I remember how mesmerised I felt when I saw golden tips when I was in Yunnan. It just did not make sense to me how a black tea could have such a bright golden colour. I asked a friend who has more experience in the tea industry, and she explained to me that the buds have the white fuzz and they turn into gold when processed. One needs to add this explanation that these buds were picked in early spring. Only the first flush buds and leaves are low in chlorophyll (as they were not exposed to sunlight as much as summer or autumn teas). This means that the buds can turn into golden rather than black, which gives the name to ‘black tea’ although it is known as ‘red’ (hong) tea in Chinese.
These golden buds come from Fengqing town in Yunnan and are considered the top-grade Dian Hong cha (Yunnan black tea). The masters who can process golden tips need to pay attention to various processing steps to make this tea. First, the buds need to be hand-picked carefully. They need to make sure that the buds are not damaged during withering, frying and oxidation steps. Throughout all these phases, the buds need to mix well to ensure homogeneous processing. The tea master also decides when to stop the oxidation as under or over oxidation may lead to grassiness or sourness, respectively.

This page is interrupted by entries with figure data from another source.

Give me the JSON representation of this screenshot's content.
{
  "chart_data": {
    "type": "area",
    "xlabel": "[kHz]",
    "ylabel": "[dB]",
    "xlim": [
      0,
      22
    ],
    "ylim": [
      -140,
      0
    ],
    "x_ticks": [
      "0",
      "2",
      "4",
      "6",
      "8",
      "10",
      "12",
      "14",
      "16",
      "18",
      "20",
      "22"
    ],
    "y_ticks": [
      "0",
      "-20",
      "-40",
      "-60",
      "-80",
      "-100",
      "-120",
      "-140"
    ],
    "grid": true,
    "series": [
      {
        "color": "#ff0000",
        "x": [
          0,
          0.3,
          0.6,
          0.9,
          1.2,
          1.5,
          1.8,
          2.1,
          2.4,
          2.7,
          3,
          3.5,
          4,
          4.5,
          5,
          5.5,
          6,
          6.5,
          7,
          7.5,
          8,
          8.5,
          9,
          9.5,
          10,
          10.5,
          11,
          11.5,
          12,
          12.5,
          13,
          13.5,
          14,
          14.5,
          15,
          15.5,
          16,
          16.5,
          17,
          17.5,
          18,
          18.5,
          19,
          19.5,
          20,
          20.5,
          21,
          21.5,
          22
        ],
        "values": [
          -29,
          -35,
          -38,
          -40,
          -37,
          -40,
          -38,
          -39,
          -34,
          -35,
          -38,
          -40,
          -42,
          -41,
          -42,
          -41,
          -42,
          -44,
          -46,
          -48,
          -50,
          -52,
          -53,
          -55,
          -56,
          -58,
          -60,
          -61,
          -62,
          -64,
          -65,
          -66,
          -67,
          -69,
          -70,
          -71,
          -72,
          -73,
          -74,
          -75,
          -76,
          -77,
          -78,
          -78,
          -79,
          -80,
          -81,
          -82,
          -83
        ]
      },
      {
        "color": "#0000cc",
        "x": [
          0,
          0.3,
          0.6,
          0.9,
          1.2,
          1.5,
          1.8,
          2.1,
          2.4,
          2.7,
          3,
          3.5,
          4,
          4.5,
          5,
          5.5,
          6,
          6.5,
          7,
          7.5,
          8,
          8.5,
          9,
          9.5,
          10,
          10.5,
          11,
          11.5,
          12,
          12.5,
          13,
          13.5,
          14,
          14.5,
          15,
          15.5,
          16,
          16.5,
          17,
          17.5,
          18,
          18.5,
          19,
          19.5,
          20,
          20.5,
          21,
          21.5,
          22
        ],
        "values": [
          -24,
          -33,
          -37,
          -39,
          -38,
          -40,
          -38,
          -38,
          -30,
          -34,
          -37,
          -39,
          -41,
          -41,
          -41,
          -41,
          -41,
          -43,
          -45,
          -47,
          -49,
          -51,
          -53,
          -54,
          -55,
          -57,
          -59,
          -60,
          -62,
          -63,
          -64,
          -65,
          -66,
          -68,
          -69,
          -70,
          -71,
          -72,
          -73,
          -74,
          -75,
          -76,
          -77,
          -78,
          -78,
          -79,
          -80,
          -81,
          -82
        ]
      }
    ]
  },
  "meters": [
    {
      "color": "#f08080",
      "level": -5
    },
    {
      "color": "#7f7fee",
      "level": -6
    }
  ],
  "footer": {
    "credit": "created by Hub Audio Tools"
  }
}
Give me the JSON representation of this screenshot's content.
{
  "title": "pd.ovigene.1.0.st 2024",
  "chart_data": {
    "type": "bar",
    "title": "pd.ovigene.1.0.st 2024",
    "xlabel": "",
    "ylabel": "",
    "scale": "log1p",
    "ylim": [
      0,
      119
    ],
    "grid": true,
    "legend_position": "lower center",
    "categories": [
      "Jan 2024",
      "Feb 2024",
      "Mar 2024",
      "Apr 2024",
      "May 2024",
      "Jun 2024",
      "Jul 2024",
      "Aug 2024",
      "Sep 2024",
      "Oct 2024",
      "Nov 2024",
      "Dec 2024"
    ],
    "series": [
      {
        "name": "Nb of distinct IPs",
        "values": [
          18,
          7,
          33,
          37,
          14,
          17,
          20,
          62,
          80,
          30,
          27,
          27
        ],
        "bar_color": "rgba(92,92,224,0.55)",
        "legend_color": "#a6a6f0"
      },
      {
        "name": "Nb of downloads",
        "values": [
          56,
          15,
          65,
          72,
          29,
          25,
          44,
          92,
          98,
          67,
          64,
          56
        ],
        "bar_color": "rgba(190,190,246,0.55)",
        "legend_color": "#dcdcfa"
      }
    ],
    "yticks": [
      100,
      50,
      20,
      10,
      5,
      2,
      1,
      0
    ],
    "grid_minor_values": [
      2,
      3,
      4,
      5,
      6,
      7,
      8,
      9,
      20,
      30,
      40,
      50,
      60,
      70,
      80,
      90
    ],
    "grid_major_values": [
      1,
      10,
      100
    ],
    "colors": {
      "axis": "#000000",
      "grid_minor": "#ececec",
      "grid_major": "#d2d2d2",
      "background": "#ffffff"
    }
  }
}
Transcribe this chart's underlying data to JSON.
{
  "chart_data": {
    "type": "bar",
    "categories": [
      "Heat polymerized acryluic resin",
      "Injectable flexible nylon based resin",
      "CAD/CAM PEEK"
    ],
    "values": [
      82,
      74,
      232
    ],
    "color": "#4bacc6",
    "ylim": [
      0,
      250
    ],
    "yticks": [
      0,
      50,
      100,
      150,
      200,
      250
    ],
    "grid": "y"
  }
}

This tea had neither. It had a lingering honey sweetness which was not overwhelming. Also, the expected malt flavour was there. Overall, a top black tea with a delicate and balanced taste. The seller also refers to the ‘benefits’ of this tea, claiming that it helps reduce blood fat and pressure. No proof was provided, but I thought I’d mention.
Origin: Fengqing, Yunnan
Harvest time: Spring 2020
Leaf colour: Golden buds with fuzz, occasional dark brown/black stems
Liquor colour: Deep amber/orange
Tea Aroma: Malt and fruity
Tea taste: Mellow with lingering honey sweetness and malt flavour
Place 4 g of this tea in a porcelain gaiwan and add about 100 ml water at around 90°C.
Rinse after 5 sec.
Steep for 10 seconds for the second time and increase the consecutive steeping time by 5. You can re-steep this tea about four/five times.